In diesen Diktaturplänen spielte von Anfang an der Chef der Reichswehr Hans von Seeckt eine wichtige Rolle. Viele Militärs setzten auf ihn. Dass aus allen diesen Plänen nichts wurde, hat mit seiner Person, aber mehr noch mit den Ereignissen in Bayern zu tun. Seit der Gründung der NSDAP im Februar 1920 war diese kleine Partei zu einer einflussreichen Kraft herangewachsen. Ihr Führer Adolf Hitler galt als Trommler für die nationale Sache. Bei allem Misstrauen standen Regierungsstellen, Polizei und Reichswehr der jungen Bewegung wohlwollend gegenüber. Seit der Ruhrbesetzung und dem passiven Widerstand war Hitler in Bayern eine nicht mehr zu übergehende Kraft und im Herbst kämpften von Kahr, Hitler und seine Verbündeten im völkischen Lager um die Führungsrolle in der nationalen Bewegung. Die Ereignisse spitzten sich am Vorabend des Jahrestags der Novemberrevolution am 9. November 1923 anlässlich einer großen Veranstaltung im Münchener Bürgerbräukeller zu. Mitten in einer pathetischen, mit Invektiven gegen den Marxismus und Berlin gespickten Rede des bayerischen Generalstaatskommissars stürmte der mit einer Pistole bewaffnete Hitler auf die Bühne, unterbrach von Kahr und erklärte – unter Jubel des anwesenden bürgerlichen Publikums – die bayerische und die Reichsregierung für abgesetzt. Hitler stellte die Bildung einer „nationalen Regierung“ in Aussicht. Die so Überrumpelten zogen noch in der gleichen Nacht ihre erzwungene Zusage zurück, und schon am 9. November wurde das Ende des Putsches unter dem Kugelhagel der bayerischen Landespolizei vor der Feldherrnhalle besiegelt.65
Noch in der Nacht des Putsches übertrug Friedrich Ebert von Seeckt (anstelle des Reichswehrministers Geßler) direkt die vollziehende Gewalt: Der General konnte „alle zur Sicherung des Reiches erforderlichen Maßnahmen ergreifen“, wie es in der ersten öffentlichen Bekundung hieß. Damit war das Militär näher an der Macht als je zuvor.66 Hoffnungen auf eine „Diktatur Seeckt“ wurden aber schnell enttäuscht. Denn mit der Übertragung der Macht an von Seeckt noch in der Nacht des Putsches band der Reichspräsident den Militär an seine Person: Seine erste Aufgabe bestand darin, auch in Bayern für Ruhe und Ordnung zu sorgen.
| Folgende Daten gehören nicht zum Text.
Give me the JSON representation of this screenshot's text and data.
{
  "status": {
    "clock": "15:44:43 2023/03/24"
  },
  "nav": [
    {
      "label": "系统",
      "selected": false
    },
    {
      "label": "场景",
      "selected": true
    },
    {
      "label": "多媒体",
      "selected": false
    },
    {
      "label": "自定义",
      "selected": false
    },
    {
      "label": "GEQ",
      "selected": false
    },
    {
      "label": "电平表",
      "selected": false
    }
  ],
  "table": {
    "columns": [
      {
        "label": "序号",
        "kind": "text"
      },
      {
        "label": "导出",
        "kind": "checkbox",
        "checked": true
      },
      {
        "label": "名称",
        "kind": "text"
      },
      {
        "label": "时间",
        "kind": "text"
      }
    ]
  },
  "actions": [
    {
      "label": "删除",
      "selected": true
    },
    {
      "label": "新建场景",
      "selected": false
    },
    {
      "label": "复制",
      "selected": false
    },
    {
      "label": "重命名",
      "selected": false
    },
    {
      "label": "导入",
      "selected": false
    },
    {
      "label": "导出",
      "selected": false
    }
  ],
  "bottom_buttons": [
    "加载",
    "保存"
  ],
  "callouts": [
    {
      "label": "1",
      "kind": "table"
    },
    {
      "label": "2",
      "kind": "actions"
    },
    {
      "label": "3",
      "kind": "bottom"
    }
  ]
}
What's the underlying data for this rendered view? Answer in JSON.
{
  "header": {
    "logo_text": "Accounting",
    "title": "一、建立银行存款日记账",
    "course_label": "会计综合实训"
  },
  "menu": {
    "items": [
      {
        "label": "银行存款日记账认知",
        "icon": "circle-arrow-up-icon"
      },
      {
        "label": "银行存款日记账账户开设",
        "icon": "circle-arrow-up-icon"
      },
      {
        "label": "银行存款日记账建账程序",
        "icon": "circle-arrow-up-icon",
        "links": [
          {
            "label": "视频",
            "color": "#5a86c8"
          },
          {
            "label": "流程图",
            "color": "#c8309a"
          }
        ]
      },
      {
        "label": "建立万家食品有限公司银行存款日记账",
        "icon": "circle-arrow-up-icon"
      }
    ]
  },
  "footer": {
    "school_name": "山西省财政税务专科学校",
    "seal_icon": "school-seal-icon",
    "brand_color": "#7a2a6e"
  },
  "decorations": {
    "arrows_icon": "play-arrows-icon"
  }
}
Und wie sich zeigte, bewegte sich der von Ebert beauftragte „Militärdiktator“ im Rahmen der Verfassungsordnung und unter der Führung des Reichspräsidenten. Die von ihm veranlassten Maßnahmen sind dennoch gerade auch mit Blick auf spätere Jahre von Bedeutung. Dazu zählen Parteien- und Zeitungsverbote, die Außerkraftsetzung bürgerlicher Grundrechte und Strafverschärfungen, darunter die militärische Schutzhaft, aber auch Interventionen in das wirtschaftliche Leben.67
Bei allen diesen Ereignissen ging es um die Wiederherstellung der öffentlichen Ordnung und Sicherheit. Die andere Seite der Anwendung des Ausnahmezustands betraf die Behebung der wirtschaftlichen und fiskalischen Notstände auf der Grundlage des Artikels 48. Damit ermächtigte der Reichspräsident die Reichsregierung, weitreichende Beschlüsse auf dem Feld der Wirtschaft auch ohne Konsultierung des Reichstags zu fassen. Dieser hätte ein Veto einlegen können, was aber nicht geschah, auch nicht mit der SPD in der Opposition. In die gleiche Richtung zielten Ermächtigungsgesetze, mit denen der Reichstag seine legislativen Kompetenzen an die Regierungen (und damit indirekt an die Bürokratien) delegierte – und sich selbst vertagte. Wie es im Ermächtigungsgesetz vom 8. Dezember 1923 hieß, sollten damit die Voraussetzungen geschaffen werden, „die Maßnahmen zu treffen“, die die Regierung „im Hinblick auf die Not von Volk und Reich für erforderlich und dringend erachtet“.68 De facto handelte es sich um „ein nacktes Diktaturgesetz“ 69 – in diesem Fall aus der Hand des Reichstages.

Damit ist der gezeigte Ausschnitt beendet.